The C++ standard doesn’t have a method to decorate routines to note that a device version needs to be created. Hence we rely on the compiler being able to implicitly generate this. However, it does need to discover this and can’t do so across compilation units so instead needs to rely on non-standard extensions here.

You can either decorate the routine with the CUDA “host device” attribute, or the OpenACC “acc routine” pragma.

% cat squared_d.cpp
#include "squared.hpp"

#ifdef _NVHPC_STDPAR_GPU
__host__ __device__
#endif
void squared::operator()(int& x) { x = x * x; }
% cat squared_acc.cpp
#include "squared.hpp"

#pragma acc routine
void squared::operator()(int& x) { x = x * x; }
% nvc++ -fast -stdpar squared_d.cpp main.cpp -V21.9; a.out
squared_d.cpp:
main.cpp:
49
% nvc++ -fast -stdpar -acc -Minfo=accel squared_acc.cpp main.cpp -V21.9 ; a.out
squared_acc.cpp:
squared::operator ()(int &):
      4, Generating acc routine seq
         Generating Tesla code
main.cpp:
49

Hope this helps,
Mat

1 Like

Thanks Mat, that’s really helpful.

I assume there isn’t a flag to instruct nvc++ to create device versions of all routines it encounters?

Paul

That’s a good question. We have that functionality in OpenACC (-acc=routineseq i.e. compile every routine for the device), but I don’t think we’ve tested it with stdpar.

I just tried on your simple example and it looks like the compiler attempts to offload some of the implicitly include Thrust routines. Plus it looks like it’s trying redefine some device attribute routines. It is a big hammer approach so likely would need refinement before it could be used with stdpar.
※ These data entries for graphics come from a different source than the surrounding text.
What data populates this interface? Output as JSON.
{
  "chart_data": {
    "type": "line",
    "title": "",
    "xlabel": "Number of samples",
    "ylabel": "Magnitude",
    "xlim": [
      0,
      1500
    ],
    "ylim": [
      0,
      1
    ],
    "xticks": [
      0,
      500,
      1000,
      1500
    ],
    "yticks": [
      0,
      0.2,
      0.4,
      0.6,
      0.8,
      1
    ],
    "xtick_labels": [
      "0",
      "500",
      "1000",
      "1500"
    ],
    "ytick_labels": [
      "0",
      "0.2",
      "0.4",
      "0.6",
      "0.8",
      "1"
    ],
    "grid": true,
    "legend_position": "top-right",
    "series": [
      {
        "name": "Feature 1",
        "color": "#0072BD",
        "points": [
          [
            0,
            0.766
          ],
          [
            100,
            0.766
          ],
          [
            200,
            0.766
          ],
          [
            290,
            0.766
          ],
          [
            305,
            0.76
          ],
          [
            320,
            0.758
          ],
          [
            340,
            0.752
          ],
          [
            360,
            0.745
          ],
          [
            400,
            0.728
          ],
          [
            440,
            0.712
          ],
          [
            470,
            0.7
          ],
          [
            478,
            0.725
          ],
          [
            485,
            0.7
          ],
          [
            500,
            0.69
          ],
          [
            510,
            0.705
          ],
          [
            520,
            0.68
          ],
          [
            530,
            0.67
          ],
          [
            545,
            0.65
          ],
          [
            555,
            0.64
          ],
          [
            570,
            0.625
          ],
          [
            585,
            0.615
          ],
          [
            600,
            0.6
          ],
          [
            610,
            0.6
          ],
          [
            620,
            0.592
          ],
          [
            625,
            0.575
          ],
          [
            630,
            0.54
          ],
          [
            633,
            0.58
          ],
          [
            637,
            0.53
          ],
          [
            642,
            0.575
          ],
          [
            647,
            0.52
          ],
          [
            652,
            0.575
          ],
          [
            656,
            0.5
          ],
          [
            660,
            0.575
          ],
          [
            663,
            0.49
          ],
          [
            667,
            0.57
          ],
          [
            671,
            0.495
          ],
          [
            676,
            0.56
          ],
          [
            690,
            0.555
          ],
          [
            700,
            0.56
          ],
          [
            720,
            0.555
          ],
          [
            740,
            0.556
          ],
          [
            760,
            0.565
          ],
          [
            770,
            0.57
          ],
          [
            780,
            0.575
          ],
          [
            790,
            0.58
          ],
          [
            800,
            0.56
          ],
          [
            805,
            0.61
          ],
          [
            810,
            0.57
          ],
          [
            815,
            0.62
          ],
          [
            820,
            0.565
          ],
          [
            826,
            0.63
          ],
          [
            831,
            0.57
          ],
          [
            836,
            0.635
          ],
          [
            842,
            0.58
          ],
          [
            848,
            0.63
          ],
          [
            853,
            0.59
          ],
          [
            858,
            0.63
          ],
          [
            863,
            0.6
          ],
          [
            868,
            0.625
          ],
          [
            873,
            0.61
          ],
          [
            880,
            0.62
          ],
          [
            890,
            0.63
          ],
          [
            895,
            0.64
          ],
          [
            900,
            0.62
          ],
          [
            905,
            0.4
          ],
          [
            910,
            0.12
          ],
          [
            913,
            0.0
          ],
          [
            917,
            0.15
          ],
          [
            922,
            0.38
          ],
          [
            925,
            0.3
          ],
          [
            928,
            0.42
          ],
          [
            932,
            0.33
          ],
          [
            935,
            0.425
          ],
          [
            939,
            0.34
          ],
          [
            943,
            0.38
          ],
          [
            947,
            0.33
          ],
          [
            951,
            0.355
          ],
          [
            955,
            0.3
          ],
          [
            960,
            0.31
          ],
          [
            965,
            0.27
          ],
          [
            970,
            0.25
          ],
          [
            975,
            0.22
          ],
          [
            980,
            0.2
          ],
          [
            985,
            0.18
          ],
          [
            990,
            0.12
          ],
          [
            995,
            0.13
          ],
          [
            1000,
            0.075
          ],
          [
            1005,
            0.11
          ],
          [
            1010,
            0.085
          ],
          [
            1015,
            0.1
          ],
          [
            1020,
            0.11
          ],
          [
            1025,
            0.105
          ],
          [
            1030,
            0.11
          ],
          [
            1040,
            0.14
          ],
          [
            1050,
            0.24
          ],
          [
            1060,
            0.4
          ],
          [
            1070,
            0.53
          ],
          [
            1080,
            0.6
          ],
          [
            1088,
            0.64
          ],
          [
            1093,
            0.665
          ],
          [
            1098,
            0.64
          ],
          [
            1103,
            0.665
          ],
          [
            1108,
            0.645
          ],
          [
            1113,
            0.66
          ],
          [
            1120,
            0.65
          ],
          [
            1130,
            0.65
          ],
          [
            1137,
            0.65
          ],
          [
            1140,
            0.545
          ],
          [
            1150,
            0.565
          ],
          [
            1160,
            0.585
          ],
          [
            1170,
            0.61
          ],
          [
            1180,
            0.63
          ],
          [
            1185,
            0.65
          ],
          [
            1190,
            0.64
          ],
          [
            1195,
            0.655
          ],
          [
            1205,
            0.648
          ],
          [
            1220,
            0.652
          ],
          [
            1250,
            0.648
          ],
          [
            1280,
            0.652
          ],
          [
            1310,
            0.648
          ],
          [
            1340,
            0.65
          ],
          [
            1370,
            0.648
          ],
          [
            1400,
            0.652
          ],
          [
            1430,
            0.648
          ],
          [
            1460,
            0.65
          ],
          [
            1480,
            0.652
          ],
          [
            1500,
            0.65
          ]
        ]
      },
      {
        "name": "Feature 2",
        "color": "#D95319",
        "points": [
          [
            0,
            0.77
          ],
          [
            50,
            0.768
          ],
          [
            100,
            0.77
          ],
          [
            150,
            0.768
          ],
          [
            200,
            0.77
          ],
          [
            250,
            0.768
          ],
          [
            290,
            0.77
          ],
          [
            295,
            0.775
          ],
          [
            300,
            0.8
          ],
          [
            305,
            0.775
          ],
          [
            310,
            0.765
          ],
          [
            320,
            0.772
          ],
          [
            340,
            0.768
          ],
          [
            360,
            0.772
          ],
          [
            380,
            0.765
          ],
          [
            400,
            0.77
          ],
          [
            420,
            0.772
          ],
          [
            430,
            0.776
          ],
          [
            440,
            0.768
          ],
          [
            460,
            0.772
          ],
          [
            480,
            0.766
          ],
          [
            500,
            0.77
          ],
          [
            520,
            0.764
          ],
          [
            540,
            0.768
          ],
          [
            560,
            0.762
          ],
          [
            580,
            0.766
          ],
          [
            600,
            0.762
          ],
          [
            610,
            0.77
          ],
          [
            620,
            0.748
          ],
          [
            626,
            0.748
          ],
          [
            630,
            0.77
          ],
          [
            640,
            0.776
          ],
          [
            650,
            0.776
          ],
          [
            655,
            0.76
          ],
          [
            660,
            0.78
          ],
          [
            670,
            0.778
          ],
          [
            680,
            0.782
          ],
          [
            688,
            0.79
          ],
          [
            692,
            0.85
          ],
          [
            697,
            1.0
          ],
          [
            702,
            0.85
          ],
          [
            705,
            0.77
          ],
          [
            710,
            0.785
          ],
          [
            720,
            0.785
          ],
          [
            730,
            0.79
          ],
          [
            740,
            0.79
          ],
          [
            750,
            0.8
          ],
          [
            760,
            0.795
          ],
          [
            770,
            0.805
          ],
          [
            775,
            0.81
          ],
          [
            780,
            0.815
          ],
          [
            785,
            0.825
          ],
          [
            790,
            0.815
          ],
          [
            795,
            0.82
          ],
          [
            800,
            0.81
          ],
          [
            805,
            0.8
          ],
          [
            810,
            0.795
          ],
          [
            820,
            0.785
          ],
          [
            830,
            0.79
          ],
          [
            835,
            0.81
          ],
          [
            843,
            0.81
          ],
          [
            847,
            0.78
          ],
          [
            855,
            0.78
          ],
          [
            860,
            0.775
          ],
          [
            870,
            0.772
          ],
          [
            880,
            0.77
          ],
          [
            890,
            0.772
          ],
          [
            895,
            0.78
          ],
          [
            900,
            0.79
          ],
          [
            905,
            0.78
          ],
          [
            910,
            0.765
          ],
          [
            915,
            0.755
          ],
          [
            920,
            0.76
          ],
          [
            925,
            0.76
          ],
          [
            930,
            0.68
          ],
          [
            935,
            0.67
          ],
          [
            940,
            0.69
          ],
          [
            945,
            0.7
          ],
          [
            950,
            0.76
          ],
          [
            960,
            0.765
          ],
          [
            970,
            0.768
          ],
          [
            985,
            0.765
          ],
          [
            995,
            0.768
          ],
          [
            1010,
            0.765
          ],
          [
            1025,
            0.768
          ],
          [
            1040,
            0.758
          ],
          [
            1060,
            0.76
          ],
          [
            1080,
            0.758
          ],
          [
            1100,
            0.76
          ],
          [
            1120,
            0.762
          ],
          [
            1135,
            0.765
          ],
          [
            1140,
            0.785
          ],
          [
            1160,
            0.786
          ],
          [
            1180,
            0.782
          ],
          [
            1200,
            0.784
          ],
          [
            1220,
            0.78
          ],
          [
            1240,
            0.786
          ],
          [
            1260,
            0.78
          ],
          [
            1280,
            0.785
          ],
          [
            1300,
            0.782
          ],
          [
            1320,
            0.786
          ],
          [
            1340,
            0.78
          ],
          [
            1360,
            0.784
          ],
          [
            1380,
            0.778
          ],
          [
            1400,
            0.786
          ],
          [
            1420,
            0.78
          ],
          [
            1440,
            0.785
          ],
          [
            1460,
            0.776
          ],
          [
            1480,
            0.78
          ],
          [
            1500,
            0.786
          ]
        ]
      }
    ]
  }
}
Let me ask our C++ folks if it would even be feasible to implement, and if so, I can add a request for enhancement (RFE).

1 Like

It’s been 2 years, so I was wondering if this guidance (use host device/acc routine) is still up to date. Is there a better way to handle this now?

Hi aklinvex,

Yes, this is still the way I’d recommend handling compilation of device routines who’s definition is in a separate source file.

Another option to try if you can’t decorate the routines would be to use cross-file inlining so the call isn’t needed. Though cross-file inlining is a bit of a pain since it requires a two pass compile. First with the “-Mextract=lib:libname” flag across all the sources to create an inline library, and then a second pass with “-Minline=lib:libname” to inline the routines. Not all routines can be inlined, in particular larger routines, so you still might need to fall back to using “acc routine”.

-Mat